Vamos, agora, entender o caso brasileiro.
Primeiramente é preciso esclarecer que o caso está sob sigilo, de forma que os dados conhecidos são os noticiados pela mídia, mas, basicamente se limitando a uma nota publicada pelo Tribunal de Justiça de Sergipe e comentários dos advogados do Facebook. E ambos não esclarecem, de fato, o que ocorreu.
Pois bem.
O processo de onde foi emanada a ordem de prisão é de natureza criminal e versa sobre organizações criminosas e tráfico de drogas, portanto, suscetível à aplicação da Lei nº 12.850/13, que trata justamente das organizações criminosas. Mencionada lei possui uma norma prevista no §1º do art. 2º que prevê penas de três a oito anos de reclusão e multa para “quem impede ou, de qualquer forma, embaraça a investigação de infração penal que envolva organização criminosa”. Foi a interpretação literal deste dispositivo e de alguns do Código de Processo Penal que levaram o Vice-Presidente ao cárcere.
A nota publicada pelo Poder Judiciário esclareceu que o magistrado sergipano havia requisitado informações que jamais foram entregues e, mesmo com a imposição de vultosas multas diárias (inicialmente cinquenta mil reais, depois um milhão de reais), os dados não foram entregues. Os advogados do WhatsApp esclareceram que não poderiam fornecer as informações porque as mesmas encontravam-se criptografadas e nem mesmo a empresa teria acesso a elas. Além disso, afirmaram que a empresa não mantêm arquivadas as conversas trocadas pelo aplicativo, sendo, portanto, impossível fornecê-las.

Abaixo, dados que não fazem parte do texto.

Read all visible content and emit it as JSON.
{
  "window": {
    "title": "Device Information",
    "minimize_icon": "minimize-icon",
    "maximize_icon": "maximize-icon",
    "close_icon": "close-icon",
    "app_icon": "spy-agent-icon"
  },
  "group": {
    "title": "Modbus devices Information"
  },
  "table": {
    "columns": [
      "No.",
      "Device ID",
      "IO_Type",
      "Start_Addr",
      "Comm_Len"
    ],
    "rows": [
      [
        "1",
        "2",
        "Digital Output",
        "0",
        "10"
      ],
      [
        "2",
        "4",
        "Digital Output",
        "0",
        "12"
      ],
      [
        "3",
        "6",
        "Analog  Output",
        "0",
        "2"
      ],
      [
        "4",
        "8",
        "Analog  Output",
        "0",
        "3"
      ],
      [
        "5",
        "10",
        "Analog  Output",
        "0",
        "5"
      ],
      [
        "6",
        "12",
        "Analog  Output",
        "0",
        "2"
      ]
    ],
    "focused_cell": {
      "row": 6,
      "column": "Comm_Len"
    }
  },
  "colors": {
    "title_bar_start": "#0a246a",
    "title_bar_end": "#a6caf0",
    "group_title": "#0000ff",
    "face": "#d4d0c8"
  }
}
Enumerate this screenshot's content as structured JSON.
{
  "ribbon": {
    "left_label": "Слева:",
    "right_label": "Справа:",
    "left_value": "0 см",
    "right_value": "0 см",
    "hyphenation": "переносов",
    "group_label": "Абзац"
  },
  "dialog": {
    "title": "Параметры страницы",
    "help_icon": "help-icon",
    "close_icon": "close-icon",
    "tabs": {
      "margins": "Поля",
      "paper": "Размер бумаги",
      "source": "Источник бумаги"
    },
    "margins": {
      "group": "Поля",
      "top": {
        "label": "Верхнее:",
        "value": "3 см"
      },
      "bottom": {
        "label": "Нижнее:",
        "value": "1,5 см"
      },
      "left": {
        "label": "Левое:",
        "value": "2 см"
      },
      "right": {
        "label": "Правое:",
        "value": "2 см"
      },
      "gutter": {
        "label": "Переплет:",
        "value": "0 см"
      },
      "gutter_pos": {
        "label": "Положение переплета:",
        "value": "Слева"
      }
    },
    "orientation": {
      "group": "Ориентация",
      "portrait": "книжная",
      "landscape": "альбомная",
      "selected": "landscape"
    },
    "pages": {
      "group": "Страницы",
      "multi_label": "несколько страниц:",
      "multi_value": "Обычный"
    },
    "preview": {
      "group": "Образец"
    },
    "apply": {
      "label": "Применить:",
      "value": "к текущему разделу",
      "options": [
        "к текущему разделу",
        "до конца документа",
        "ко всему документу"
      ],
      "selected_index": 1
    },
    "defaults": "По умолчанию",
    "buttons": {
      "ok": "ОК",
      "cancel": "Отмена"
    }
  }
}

Aqui cabe indagar: teria o magistrado requisitado informações cujo fornecimento era impossível? É possível ler na nota que foi requisitada quebra do sigilo de conversas havidas no aplicativo. De fato, a empresa não detém o conteúdo das mensagens trocadas pelas pessoas (embora isso seja discutível porque elas não ficam arquivadas assim que entregues de um celular ao outro, mas antes de serem entregues, passam pelos servidores do aplicativo). Teria a nota sido escrita com falha técnica? Ou o magistrado insistiu em algo de impossível obtenção? Por outro lado, cabe, ainda, perquirir as razões pelas quais a empresa não teria esclarecido a impossibilidade do fornecimento. Afinal, o não cumprimento de ordem judicial somente se justifica apenas em razão da sua impossibilidade. Como teria a empresa respondido ao ofício? Ou jamais ofereceu qualquer resposta?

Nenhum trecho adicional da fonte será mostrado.